In a previous post, I discussed a greenwashing case against California LED lamp maker Lights of America (LOA).
In that case, the U.S. Federal Trade Commission (FTC) accused LOA of making false or misleading statements about its products. The disputed statements allegedly misled consumers about the ability of certain LOA LED lamps to replace incandescents and included false claims of brightness and product life.
In that post I noted that the case was an example of an anti-greenwashing public enforcement action, one of the two primary legal means for combating alleged greenwashers.
Last month LOA became ensnared in the second type of anti-greenwashing activity, as an individual named Nathaniel Schwartz filed a consumer class action against the company.
The class action complaint (Schwartz-LOA-Complaint), filed in federal court in Los Angeles, cites the same allegedly false advertising claims as the FTC complaint (ftc-lights_of_america_complaint.pdf). Schwartz bolsters his claims with data from testing performed by Lighting Science, Inc. on behalf of LOA and from independent testing by the U.S. Department of Energy (DOE).
Specifically, Schwartz accuses LOA of making misleading equivalency claims about how its LED lamps compare with various wattage incandescent bulbs.

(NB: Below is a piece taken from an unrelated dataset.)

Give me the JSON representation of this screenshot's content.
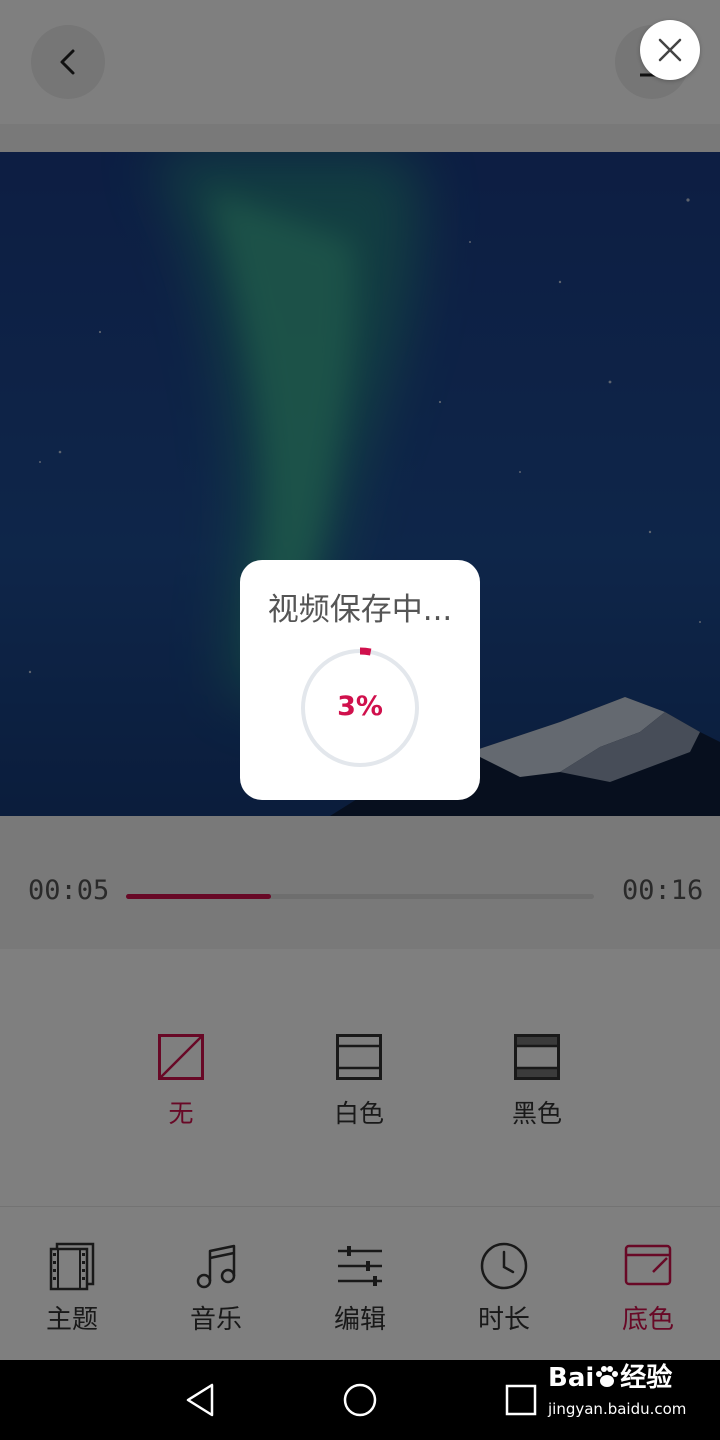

According to the complaint, the claims for 20/25 watt replacements and 40/45 watt replacements are false because LOA’s LED lamps produce significantly less light output than a typical incandescent light bulb at those wattages.
Schwartz accuses LOA of continuing to make such equivalency claims even after becoming aware of the DOE test results.
The complaint also alleges that LOA overstated the light output of several products by representing that the LED lamps produce a specific level of light output in lumens when the company’s own tests demonstrated that they produce significantly less light.
Finally, Schwartz accuses LOA of making unsubstantiated claims about the number of hours its LED lamps would last. While LOA claimed that many of its LED recessed lamps will last 20,000 or 30,000 hours, the complaint alleges that the company did not test any of its products to support the lifetime claims and the DOE testing proved the claims to be false.
The complaint lists several California state claims such as false advertising and unfair and deceptive business practices and requests that the court issue an injunction to stop LOA from engaging in the alleged unfair practices.
Schwartz has also requested restitution and disgorgement of all profits LOA made through the alleged unfair practices and says the amount of money at stake in the case is over $5,000,000.